Further Phase II–III human studies were conducted testing the safety and efficacy of BLV as monotherapy or in combination with tenofovir and/or pegylated interferon α-2a (pegIFN). These studies are known as the “MYR” trials, acknowledging that the drug was formerly named myrcludex-B. Table 1 summarizes the main features of these studies.

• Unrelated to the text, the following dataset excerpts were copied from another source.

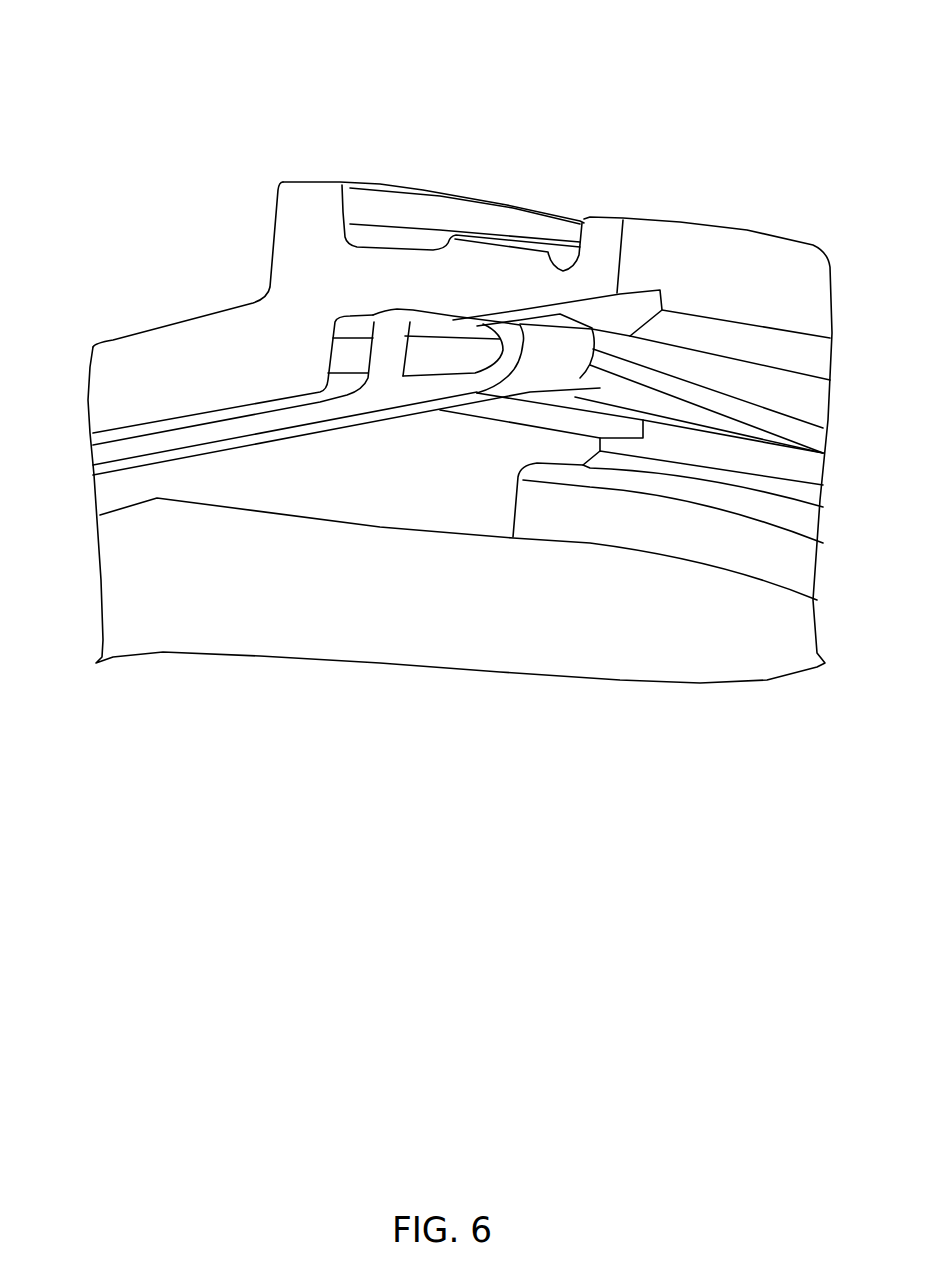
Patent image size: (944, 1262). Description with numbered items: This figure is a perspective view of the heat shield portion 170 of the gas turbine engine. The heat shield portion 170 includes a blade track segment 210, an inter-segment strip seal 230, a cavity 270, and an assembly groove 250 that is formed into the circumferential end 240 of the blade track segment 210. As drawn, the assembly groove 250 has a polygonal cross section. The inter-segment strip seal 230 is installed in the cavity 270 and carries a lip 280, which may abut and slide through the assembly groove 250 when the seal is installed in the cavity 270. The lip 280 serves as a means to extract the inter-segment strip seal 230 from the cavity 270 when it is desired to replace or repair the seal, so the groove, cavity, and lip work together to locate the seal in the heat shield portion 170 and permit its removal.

The heat shield portion 170 is at (343, 158).
The blade track segment 210 is at (515, 198).
The inter-segment strip seal 230 is at (153, 448).
The circumferential end 240 is at (317, 257).
The assembly groove 250 is at (615, 313).
The cavity 270 is at (216, 407).
The lip 280 is at (515, 340).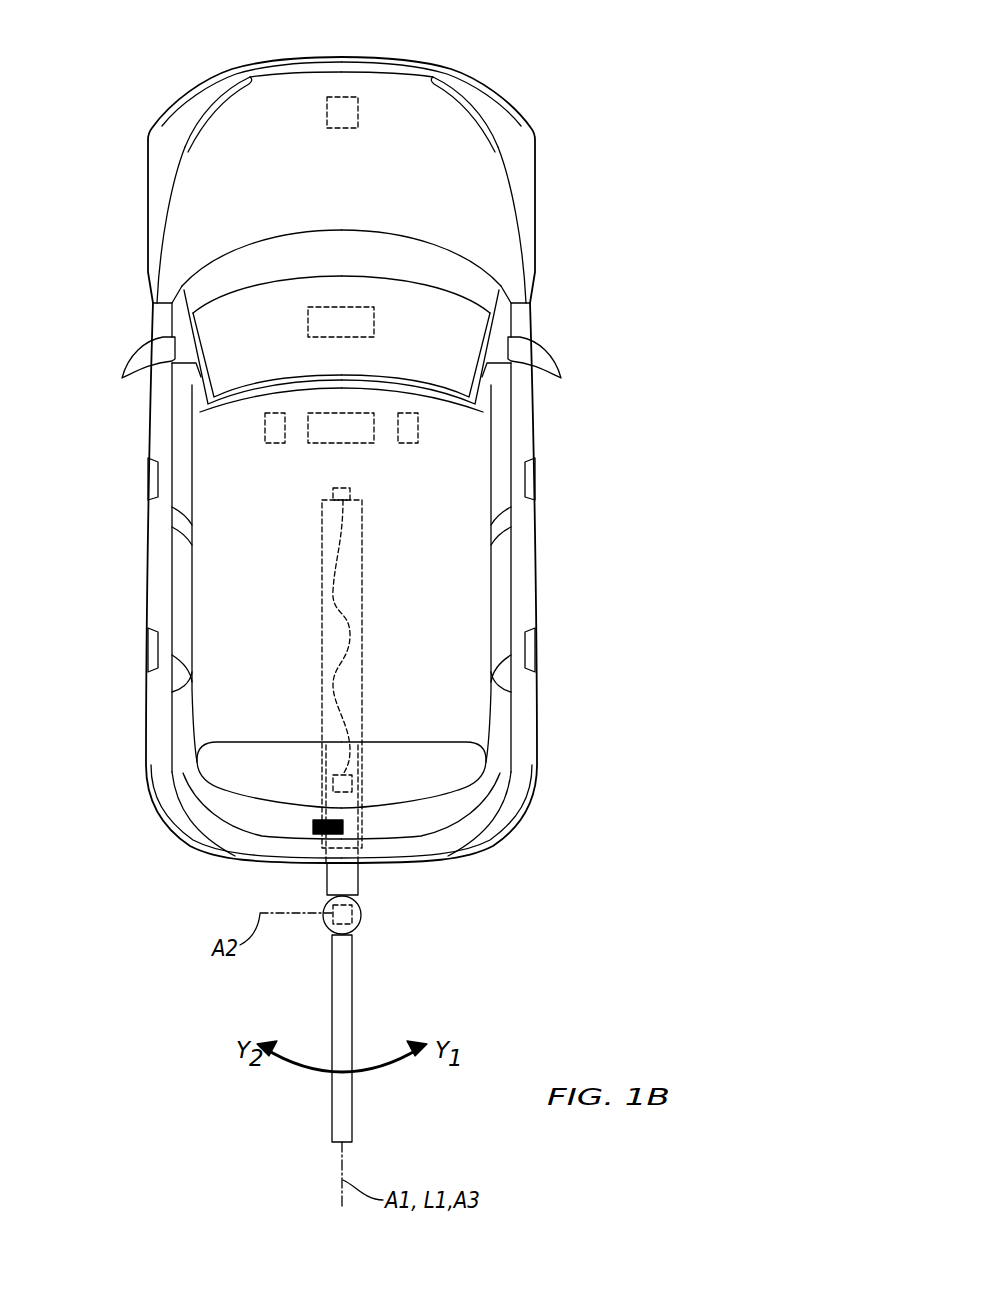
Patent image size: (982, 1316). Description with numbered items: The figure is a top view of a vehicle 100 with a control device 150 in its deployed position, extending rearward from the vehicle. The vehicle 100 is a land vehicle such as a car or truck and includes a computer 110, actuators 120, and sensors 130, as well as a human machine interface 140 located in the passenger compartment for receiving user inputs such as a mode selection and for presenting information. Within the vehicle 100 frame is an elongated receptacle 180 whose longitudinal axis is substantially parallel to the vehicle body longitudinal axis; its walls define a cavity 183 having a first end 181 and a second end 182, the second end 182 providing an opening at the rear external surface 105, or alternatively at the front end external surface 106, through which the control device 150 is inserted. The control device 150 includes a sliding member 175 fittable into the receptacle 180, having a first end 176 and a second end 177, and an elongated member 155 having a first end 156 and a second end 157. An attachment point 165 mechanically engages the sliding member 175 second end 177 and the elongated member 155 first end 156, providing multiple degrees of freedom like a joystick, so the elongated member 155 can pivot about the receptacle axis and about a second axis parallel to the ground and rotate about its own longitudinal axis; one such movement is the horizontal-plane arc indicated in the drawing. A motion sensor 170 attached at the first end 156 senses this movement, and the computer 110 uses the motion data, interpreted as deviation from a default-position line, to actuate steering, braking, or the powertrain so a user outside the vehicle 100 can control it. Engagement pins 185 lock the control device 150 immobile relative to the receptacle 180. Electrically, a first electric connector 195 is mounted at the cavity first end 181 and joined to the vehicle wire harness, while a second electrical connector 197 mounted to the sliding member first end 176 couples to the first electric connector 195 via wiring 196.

The vehicle 100 is at (508, 818).
The external surface 105 is at (451, 861).
The front end external surface 106 is at (398, 58).
The computer 110 is at (366, 412).
The actuator 120 is at (263, 430).
The sensor 130 is at (333, 95).
The human machine interface 140 is at (335, 305).
The control device 150 is at (457, 972).
The elongated member 155 is at (353, 1090).
The first end 156 is at (352, 940).
The second end 157 is at (332, 1135).
The attachment point 165 is at (333, 932).
The motion sensor 170 is at (360, 932).
The sliding member 175 is at (326, 876).
The first end 176 is at (353, 780).
The second end 177 is at (360, 905).
The receptacle 180 is at (321, 690).
The first end 181 is at (363, 502).
The second end 182 is at (358, 805).
The cavity 183 is at (344, 670).
The engagement pin 185 is at (313, 824).
The first electric connector 195 is at (352, 490).
The wiring 196 is at (340, 577).
The second electrical connector 197 is at (333, 782).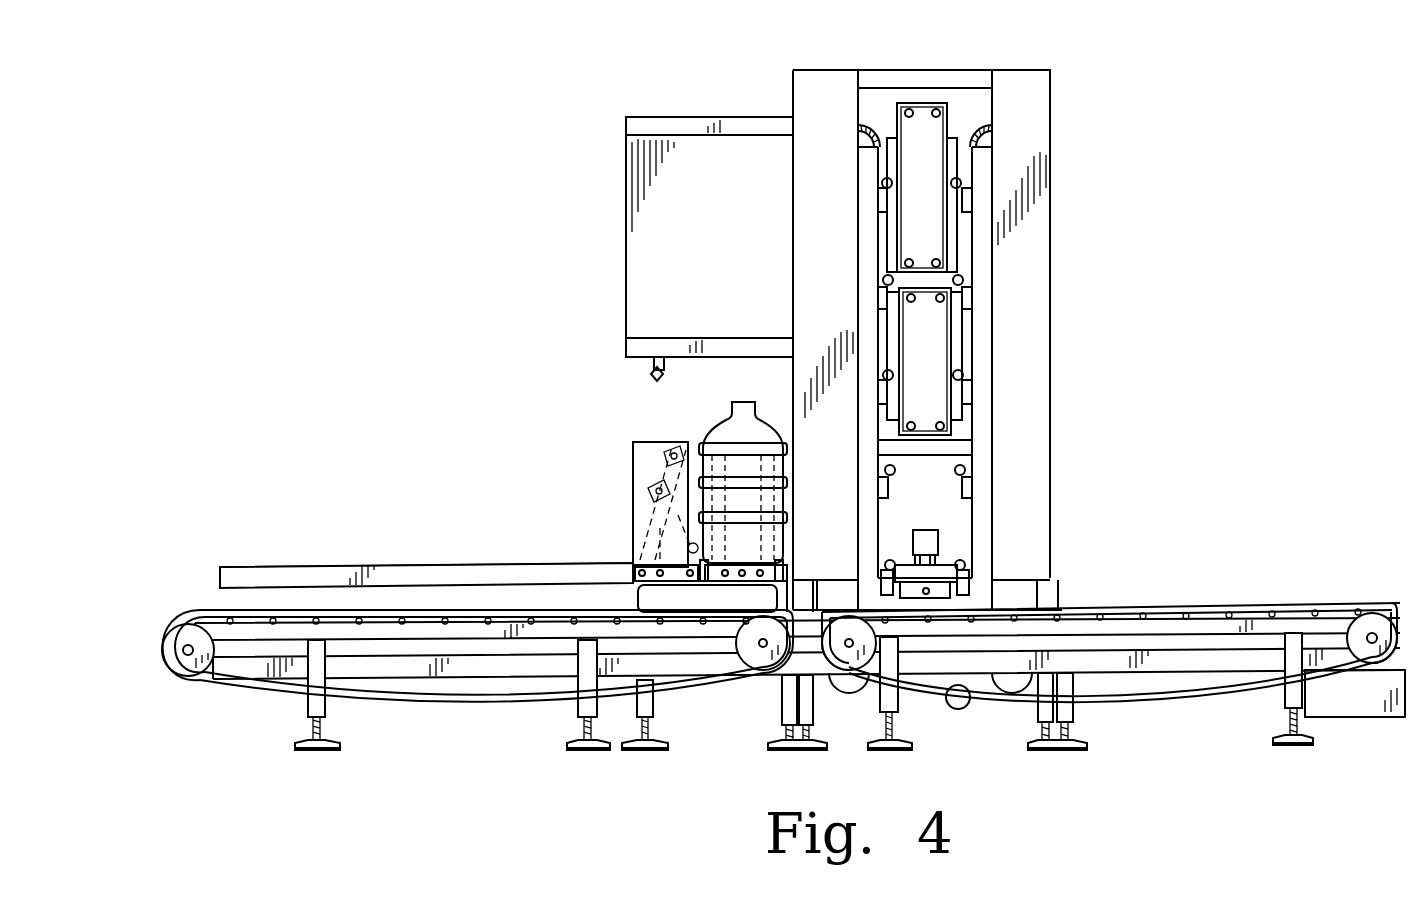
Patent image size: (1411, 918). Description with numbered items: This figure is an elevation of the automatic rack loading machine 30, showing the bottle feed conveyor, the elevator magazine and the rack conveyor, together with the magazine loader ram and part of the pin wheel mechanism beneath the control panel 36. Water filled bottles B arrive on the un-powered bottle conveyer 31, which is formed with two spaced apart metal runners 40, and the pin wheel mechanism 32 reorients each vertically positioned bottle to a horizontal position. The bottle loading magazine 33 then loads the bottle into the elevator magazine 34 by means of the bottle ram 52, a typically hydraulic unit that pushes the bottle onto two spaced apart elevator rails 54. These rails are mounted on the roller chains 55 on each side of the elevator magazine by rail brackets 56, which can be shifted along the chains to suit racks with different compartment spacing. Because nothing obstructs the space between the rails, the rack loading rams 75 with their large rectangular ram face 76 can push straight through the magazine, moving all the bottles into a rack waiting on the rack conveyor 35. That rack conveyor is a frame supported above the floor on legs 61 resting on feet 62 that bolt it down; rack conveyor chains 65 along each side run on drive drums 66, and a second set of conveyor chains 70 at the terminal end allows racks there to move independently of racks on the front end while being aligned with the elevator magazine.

The automatic rack loading machine 30 is at (1106, 174).
The bottle conveyer 31 is at (440, 562).
The pin wheel mechanism 32 is at (725, 600).
The bottle loading magazine 33 is at (935, 524).
The elevator magazine 34 is at (1062, 352).
The rack conveyor 35 is at (219, 698).
The control cabinet 36 is at (697, 257).
The metal runners 40 is at (252, 577).
The bottle ram 52 is at (927, 543).
The elevator rails 54 is at (893, 473).
The roller chains 55 is at (865, 128).
The rail brackets 56 is at (968, 388).
The legs 61 is at (322, 712).
The feet 62 is at (318, 752).
The rack conveyor chains 65 is at (260, 700).
The drive drums 66 is at (755, 660).
The second set of conveyor chains 70 is at (1148, 705).
The rack loading rams 75 is at (922, 94).
The ram face 76 is at (907, 212).
The bottle B is at (740, 430).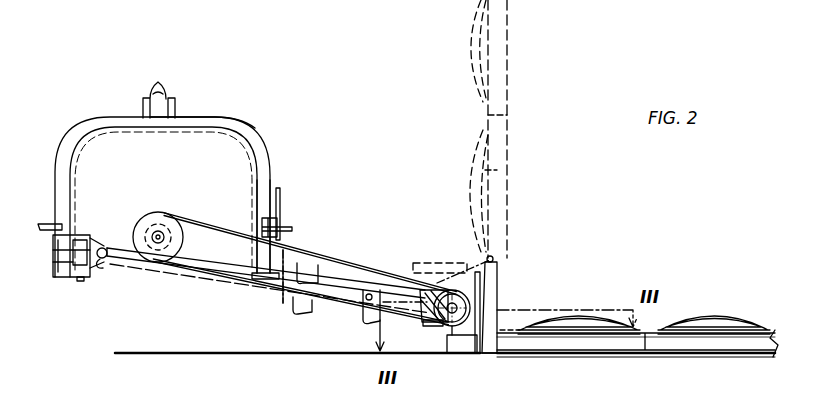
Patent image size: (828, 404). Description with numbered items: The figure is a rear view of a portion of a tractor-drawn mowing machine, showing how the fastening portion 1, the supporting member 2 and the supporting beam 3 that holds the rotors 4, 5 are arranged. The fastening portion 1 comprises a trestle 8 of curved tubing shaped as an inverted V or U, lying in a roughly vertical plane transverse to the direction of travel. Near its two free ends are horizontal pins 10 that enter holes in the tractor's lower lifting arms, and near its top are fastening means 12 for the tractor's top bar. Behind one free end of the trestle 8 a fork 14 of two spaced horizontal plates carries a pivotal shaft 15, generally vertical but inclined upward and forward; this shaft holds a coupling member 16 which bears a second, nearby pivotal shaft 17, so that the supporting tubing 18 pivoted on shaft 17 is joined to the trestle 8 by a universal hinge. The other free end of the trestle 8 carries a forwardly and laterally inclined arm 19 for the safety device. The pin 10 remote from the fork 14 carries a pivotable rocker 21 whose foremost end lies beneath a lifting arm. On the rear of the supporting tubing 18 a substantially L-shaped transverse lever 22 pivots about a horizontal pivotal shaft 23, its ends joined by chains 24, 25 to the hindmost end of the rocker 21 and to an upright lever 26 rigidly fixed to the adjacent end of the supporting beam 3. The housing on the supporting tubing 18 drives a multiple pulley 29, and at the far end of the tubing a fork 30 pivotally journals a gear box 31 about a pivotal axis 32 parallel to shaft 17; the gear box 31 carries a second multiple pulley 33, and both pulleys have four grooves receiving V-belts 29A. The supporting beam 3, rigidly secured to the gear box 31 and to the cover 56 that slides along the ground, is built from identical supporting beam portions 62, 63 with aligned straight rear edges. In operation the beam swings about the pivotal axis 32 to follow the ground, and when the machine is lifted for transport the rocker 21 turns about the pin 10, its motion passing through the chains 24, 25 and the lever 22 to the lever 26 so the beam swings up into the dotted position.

The fastening portion 1 is at (92, 114).
The supporting member 2 is at (222, 264).
The supporting beam 3 is at (509, 88).
The rotor 4 is at (573, 322).
The rotor 5 is at (718, 322).
The trestle 8 is at (212, 117).
The horizontal pin 10 is at (50, 224).
The fastening means 12 is at (158, 85).
The fork 14 is at (90, 233).
The pivotal shaft 15 is at (78, 282).
The coupling member 16 is at (102, 248).
The pivotal shaft 17 is at (103, 264).
The supporting tubing 18 is at (168, 270).
The arm 19 is at (307, 276).
The rocker 21 is at (279, 190).
The transverse lever 22 is at (297, 312).
The pivotal shaft 23 is at (368, 288).
The chain 24 is at (283, 214).
The chain 25 is at (476, 268).
The upright lever 26 is at (492, 260).
The multiple pulley 29 is at (162, 212).
The V-belt 29A is at (227, 231).
The fork 30 is at (428, 321).
The gear box 31 is at (470, 335).
The pivotal axis 32 is at (452, 328).
The multiple pulley 33 is at (450, 292).
The cover 56 is at (498, 300).
The supporting beam portion 62 is at (577, 350).
The supporting beam portion 63 is at (740, 353).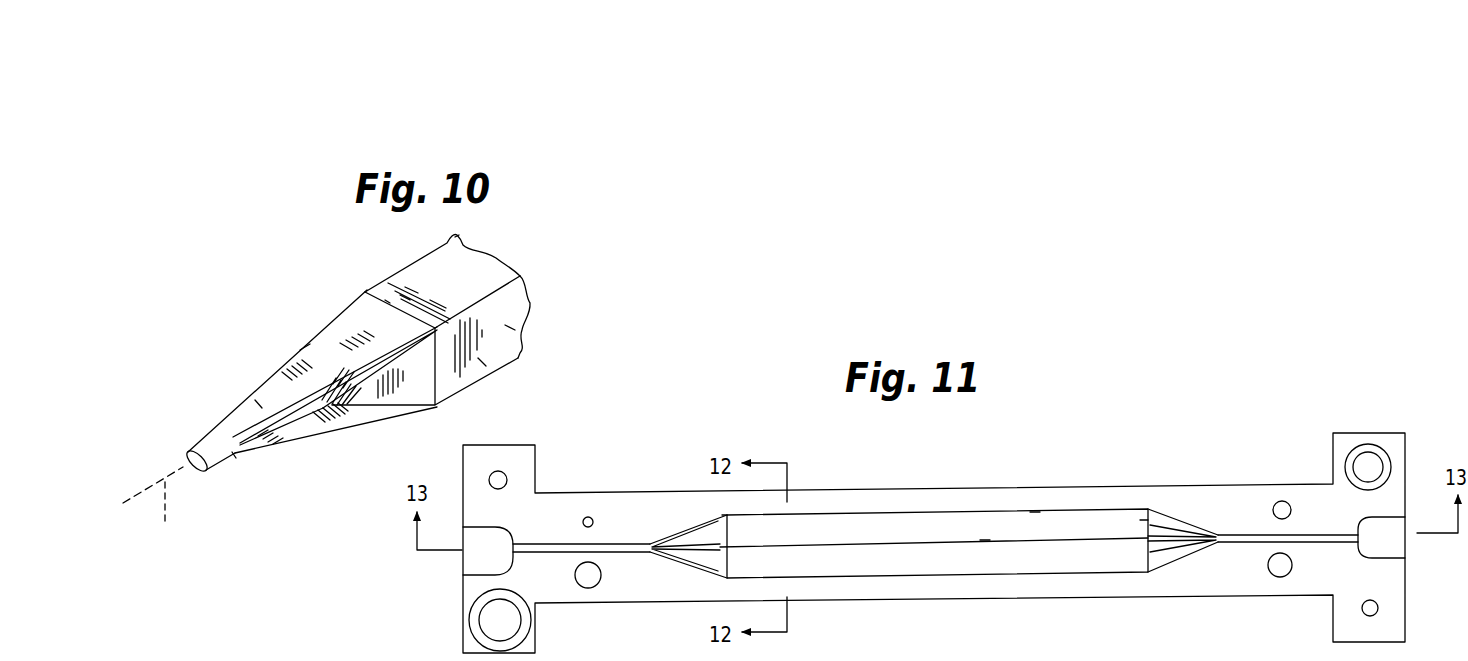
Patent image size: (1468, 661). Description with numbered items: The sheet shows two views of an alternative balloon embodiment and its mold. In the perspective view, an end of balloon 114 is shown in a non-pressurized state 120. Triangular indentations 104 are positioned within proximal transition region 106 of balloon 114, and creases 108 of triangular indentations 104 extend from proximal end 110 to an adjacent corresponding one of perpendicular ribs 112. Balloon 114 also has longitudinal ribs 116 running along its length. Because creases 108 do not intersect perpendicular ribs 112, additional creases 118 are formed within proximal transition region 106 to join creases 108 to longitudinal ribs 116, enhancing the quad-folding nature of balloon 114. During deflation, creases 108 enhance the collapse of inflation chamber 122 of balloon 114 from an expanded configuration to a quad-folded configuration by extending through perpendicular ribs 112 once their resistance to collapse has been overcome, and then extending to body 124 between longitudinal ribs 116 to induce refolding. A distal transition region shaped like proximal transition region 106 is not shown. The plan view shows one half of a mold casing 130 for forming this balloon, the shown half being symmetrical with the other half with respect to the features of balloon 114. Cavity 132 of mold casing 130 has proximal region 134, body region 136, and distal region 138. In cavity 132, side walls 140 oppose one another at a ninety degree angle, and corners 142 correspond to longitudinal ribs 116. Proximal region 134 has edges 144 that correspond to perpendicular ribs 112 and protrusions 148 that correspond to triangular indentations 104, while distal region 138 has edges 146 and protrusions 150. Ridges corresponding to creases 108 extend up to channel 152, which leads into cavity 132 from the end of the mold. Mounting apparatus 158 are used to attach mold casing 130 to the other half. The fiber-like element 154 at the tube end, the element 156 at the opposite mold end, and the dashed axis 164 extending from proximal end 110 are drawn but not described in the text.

Table 1 Bulevirtide (“MYR”) Clinical Trials

The MYR-201 trial was a phase Ib/II study that tested BLV safety and efficacy at doses of 2 mg sc/day.18 It was the first proof-of-concept for BLV efficacy in humans infected with HDV. A total of 24 patients with chronic hepatitis delta were randomized into 3 arms: i) BLV monotherapy followed by pegIFN for 48 weeks, ii) BLV combined with pegIFN for 24 weeks followed by pegIFN monotherapy for 24 weeks, and iii) pegIFN monotherapy for 48 weeks. While ALT normalized in 75% of patients, there was no significant decline in serum HBsAg in any arm. Serum HDV-RNA declined in all patients treated with BLV. The combination of pegIFN and BLV resulted in undetectable HDV-RNA at the end-of-therapy (EOT) in 5 of 7 patients. Side effects included asymptomatic serum bile acid elevations and mild hematologic abnormalities. The results supported an enhanced antiviral effect adding BLV to pegIFN.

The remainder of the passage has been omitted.